Где-то вдали раздался крик птицы: лампа на столе начала коптить, мисс Лер потянулась к ней и убавила фитиль; казалось, потускнел единственный огонек на много миль вокруг. Священник снова ощутил во рту вкус бренди, словно запах эфира, напоминающий человеку, возвращенному к жизни, о недавней операции. Этот вкус напомнил ему о другом мире. Он еще не принадлежал этому безмятежному покою. «Со временем все наладится, — подумал он. — Я вернусь. Я заказал только три бутылки. Они будут последними. Мне нельзя здесь пить». Он знал, что обманывает себя. Вдруг мистер Лер пробудился и сказал:
— Э, как я говорил…
— Дорогой, ты ничего не говорил, ты спал.
— Нет, мы говорили о негодяе Гувере…
— Да нет, дорогой, этот разговор был давно.

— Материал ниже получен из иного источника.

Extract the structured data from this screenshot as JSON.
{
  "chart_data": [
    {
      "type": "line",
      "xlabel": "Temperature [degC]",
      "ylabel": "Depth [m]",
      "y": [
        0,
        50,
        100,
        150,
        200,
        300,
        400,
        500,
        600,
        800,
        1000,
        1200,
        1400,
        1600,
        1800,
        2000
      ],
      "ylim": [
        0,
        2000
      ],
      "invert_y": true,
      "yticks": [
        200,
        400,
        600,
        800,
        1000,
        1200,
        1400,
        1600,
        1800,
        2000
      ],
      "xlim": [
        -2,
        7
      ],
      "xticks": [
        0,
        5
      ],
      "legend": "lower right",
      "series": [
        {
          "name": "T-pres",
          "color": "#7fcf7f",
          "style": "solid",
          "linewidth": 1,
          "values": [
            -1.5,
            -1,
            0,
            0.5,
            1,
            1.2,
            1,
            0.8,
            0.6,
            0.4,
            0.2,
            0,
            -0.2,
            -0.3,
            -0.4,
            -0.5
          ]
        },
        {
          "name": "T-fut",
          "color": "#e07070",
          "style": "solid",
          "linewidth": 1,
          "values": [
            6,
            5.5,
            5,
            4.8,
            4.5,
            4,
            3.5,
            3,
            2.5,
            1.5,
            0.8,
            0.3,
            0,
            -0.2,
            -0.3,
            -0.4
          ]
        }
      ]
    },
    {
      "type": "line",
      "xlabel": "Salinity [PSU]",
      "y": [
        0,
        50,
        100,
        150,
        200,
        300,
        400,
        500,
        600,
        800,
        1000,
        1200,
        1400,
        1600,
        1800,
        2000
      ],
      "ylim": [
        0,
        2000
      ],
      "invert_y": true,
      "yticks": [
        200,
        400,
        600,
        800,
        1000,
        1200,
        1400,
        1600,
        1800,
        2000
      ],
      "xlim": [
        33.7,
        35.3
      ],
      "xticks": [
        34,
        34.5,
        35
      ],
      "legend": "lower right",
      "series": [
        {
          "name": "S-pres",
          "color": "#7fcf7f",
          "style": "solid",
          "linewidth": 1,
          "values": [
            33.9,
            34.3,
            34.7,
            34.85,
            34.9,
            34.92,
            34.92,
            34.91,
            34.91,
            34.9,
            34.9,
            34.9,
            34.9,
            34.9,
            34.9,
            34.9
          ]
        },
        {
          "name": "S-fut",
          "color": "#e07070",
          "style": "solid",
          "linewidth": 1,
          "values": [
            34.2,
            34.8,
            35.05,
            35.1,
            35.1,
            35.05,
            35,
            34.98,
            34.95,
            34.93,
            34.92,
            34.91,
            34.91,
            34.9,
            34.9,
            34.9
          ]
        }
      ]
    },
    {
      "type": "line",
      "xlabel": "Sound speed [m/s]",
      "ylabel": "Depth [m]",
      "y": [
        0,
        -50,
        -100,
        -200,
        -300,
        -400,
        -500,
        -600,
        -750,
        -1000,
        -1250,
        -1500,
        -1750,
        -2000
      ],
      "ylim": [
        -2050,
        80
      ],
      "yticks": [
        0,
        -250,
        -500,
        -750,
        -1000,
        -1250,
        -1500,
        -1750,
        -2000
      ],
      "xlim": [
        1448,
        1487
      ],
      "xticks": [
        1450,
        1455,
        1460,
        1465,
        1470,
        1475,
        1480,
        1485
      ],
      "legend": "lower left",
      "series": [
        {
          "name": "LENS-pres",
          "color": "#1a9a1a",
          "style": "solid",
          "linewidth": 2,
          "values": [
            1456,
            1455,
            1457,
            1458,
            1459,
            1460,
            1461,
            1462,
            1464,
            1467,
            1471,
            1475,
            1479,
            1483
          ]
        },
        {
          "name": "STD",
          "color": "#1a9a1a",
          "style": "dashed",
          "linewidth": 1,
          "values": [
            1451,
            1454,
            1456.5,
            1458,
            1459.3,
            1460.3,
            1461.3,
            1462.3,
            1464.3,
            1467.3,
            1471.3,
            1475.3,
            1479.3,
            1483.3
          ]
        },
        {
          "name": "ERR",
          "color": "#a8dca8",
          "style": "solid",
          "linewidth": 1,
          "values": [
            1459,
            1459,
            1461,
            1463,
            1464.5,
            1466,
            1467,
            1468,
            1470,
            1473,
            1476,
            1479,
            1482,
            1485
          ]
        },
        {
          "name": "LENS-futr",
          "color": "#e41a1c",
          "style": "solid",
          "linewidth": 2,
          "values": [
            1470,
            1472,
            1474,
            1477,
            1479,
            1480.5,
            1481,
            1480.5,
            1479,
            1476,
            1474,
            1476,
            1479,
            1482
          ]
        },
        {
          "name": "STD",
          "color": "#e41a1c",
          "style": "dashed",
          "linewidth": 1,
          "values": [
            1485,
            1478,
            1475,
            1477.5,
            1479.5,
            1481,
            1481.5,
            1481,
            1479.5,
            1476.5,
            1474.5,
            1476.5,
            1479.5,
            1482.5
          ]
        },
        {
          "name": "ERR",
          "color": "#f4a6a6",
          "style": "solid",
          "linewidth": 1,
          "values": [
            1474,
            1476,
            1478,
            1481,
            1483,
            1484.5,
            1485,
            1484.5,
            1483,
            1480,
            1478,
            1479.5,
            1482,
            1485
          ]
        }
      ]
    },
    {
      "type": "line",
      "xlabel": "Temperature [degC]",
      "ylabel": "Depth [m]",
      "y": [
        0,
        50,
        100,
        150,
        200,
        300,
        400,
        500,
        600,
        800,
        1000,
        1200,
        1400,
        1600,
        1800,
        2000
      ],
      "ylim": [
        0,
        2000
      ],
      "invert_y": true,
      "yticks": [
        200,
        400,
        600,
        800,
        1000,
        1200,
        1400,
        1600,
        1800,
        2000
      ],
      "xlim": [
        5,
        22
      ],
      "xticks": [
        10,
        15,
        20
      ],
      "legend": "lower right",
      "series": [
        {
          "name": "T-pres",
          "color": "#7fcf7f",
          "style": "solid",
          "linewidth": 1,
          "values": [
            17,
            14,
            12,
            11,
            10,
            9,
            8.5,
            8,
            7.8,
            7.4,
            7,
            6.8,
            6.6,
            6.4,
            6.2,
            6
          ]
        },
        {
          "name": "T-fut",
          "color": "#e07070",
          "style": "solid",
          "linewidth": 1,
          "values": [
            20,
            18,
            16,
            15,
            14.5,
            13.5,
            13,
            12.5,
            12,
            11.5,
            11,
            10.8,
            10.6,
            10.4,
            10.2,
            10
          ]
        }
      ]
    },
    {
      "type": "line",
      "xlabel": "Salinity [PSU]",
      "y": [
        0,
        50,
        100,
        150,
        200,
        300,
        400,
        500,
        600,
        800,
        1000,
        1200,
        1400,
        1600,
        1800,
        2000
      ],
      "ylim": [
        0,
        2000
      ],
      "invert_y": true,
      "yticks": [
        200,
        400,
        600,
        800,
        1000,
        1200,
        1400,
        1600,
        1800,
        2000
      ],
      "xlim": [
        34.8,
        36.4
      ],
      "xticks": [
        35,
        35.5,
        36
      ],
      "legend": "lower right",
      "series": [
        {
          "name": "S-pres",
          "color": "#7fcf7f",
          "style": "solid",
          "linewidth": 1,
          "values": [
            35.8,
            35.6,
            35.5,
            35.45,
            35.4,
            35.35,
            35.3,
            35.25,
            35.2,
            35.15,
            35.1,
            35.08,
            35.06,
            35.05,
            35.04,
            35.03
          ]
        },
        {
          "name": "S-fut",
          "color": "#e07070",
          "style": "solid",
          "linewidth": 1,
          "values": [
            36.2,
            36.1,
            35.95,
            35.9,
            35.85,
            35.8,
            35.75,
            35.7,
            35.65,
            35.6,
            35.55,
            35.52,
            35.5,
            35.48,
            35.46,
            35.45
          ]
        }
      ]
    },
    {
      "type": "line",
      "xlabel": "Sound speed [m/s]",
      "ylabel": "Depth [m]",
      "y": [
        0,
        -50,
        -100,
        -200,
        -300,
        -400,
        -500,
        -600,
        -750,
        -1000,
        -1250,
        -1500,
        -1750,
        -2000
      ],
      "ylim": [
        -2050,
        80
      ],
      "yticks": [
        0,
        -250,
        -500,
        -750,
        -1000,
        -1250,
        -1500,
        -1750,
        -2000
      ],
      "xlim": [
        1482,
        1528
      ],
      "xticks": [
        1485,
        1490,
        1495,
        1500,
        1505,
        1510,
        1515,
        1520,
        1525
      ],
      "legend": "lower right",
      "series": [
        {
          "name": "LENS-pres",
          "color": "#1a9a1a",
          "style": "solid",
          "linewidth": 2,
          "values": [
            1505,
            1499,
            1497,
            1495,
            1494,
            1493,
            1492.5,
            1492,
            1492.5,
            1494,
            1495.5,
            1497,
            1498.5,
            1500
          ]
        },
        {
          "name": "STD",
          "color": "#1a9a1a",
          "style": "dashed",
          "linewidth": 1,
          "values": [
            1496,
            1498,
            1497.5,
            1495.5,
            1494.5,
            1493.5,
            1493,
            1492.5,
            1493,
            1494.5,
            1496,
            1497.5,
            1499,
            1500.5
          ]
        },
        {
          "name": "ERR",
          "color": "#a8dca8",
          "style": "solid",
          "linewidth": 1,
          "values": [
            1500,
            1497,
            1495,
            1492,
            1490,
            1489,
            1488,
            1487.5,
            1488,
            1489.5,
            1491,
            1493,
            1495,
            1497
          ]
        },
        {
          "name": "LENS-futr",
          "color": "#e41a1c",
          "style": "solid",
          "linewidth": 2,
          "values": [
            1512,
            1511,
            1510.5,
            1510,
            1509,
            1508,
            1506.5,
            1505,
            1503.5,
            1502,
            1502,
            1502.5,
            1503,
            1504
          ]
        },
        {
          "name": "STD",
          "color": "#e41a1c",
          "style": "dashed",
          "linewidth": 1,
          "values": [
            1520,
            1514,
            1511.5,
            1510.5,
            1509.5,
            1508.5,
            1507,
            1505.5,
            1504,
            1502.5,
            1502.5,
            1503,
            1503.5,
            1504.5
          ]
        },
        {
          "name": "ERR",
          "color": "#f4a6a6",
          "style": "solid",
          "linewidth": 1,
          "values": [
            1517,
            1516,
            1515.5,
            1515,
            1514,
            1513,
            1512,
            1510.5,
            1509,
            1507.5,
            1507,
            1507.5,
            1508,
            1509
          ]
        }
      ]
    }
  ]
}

— Ладно, — сказал мистер Лер. — День был долгим. Кроме того, отец очень устанет… после всех этих исповедей, — добавил он с легкой брезгливостью.
С восьми до десяти шел непрерывный поток кающихся — два часа всего самого худшего, что могло за три года породить это маленькое местечко. Грехи были не слишком разнообразны — в городе зрелище было бы эффектнее; впрочем, может быть, и нет. Человек не может натворить многого. Пьянство, супружеские измены, непотребство. Священник сидел в конюшне — качалку поставили в стойло, — ощущая вкус бренди во рту, не глядя в лицо тому, кто опускался перед ним на колени. Другие ждали, стоя на коленях, в пустом стойле — за последние годы лошадей в конюшне мистера Лера не осталось, кроме одной старой кобылы, которая шумно вздыхала в темноте в ответ на жалобный шепот исповеди.
— Сколько раз ты впадал в этот грех?
— Двенадцать, отец, а может быть, больше.
И снова лошадь вздыхала.
Он дивился чувству невинности, соседствующему с грехом — только твердый и щепетильный человек, а также святой, свободен от этого смешения. А эти люди уходили из стойла очищенными; только он один оставался без покаяния, исповеди и отпущения грехов. Ему хотелось сказать этому человеку: любовь не есть грех, но она должна быть радостной и открытой — она становится грехом, когда бывает тайной и безрадостной… Она может стать самым большим несчастьем, если не считать утраты Бога. Она и есть утрата Бога. Тебе не нужна епитимья, сын мой, ты и так достаточно настрадался. А другому ему хотелось сказать: вожделение не самое худшее; оно страшно потому, что в один прекрасный день может превратиться в любовь, от которой надо будет бежать. Но если мы любим собственный грех — мы действительно виновны.